Als einer der ersten Schritte wollen wir

  • Sicherheits- und Überwachungsgesetze auf den Prüfstand stellen. Staatliche Datensammlungen müssen auf ihre Verhältnismäßigkeit hin überprüft und gegebenenfalls reformiert oder gar abgeschafft werden. Die Unterwanderungen der Bürgerrechte durch den Staat in Form von Massendatenspeicherung, Rasterfahndungen, Erhebung von biometrischen Daten und Online-Durchsuchungen wollen wir korrigieren und treten der Einführung von neuen Überwachungsgesetzen entschieden entgegen.
  • den Landesdatenschutzbeauftragten stärken.
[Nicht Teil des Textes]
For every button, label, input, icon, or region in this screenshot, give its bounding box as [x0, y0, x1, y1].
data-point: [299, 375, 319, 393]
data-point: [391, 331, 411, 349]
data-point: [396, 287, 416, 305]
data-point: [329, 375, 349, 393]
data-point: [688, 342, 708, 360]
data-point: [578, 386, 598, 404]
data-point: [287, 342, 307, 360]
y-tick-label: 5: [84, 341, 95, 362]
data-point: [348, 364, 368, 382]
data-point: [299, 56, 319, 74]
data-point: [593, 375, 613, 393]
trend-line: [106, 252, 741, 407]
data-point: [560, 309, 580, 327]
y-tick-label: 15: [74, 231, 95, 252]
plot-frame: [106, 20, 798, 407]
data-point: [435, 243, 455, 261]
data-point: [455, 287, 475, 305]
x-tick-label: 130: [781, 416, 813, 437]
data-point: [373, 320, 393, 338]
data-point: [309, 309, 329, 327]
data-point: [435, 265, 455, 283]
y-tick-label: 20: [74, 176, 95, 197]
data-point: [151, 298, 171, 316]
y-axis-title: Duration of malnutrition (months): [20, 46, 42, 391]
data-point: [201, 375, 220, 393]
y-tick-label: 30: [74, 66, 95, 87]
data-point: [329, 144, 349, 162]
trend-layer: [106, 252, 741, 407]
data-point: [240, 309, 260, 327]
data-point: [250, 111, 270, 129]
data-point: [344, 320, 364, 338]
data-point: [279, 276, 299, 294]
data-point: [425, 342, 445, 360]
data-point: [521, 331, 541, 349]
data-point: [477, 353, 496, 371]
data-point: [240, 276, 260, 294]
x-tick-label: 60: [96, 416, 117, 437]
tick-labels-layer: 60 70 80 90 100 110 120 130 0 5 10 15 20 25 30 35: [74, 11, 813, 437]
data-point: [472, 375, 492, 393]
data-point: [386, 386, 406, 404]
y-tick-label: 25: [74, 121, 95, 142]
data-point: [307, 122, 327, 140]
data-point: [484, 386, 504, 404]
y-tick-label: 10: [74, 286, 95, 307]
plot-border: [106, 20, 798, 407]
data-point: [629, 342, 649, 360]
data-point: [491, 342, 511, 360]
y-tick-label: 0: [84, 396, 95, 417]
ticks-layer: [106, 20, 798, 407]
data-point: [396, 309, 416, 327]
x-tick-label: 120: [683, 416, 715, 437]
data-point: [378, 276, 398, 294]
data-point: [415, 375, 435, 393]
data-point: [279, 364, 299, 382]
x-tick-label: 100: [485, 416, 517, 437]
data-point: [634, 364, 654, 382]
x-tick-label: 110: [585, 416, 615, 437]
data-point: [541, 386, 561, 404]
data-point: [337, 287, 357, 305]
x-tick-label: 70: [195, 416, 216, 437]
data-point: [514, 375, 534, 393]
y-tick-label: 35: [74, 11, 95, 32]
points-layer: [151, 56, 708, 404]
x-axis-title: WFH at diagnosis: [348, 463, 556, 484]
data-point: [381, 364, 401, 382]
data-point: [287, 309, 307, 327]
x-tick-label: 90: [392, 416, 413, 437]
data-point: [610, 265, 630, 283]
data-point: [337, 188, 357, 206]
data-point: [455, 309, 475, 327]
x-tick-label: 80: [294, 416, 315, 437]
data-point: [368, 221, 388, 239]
Ein starker Datenschutz setzt handlungsfähige Datenschützer voraus. Aus diesem Grund soll nach dem Vorbild Schleswig-Holsteins das Amt des Landesdatenschutzbeauftragten zu einem unabhängigen Landeszentrum für Datenschutz umgebaut werden. Dieses soll in Zukunft auch für den nicht-öffentlichen Bereich und für Auskünfte nach dem von uns geforderten Informationsfreiheitsgesetz zuständig sein. Dazu muss diese Institution auch personell deutlich ausgebaut werden.
  • Datenschutz zertifizieren. Wir wollen für die Datenschutzumsetzung in Unternehmen und öffentlichen Stellen eine rechtlich anerkannte freiwillige Prüfung (Audit) einführen. Weiterhin möchten wir ein Datenschutz-Zertifikat einführen, das Bemühungen um einen besseren Datenschutz bescheinigt. Datenschutz kann so auch zu einem Wettbewerbsvorteil werden.
  • Datenschutz in der Landesverfassung verankern. Wir möchten die Bedeutung des Datenschutzes und des Rechts auf informationelle Selbstbestimmung auch durch die Verankerung in der Landesverfassung hervorheben.
  • die Gefahren und das Missbrauchspotenzial von Datensammlungen aufzeigen und dafür eintreten, dass der Staat diese Werkzeuge deinstalliert.

Beschluss

Dieser Antrag wurde auf dem Landesparteitag Bayern 2012.1 in Straubing als P101 angenommen (Protokoll).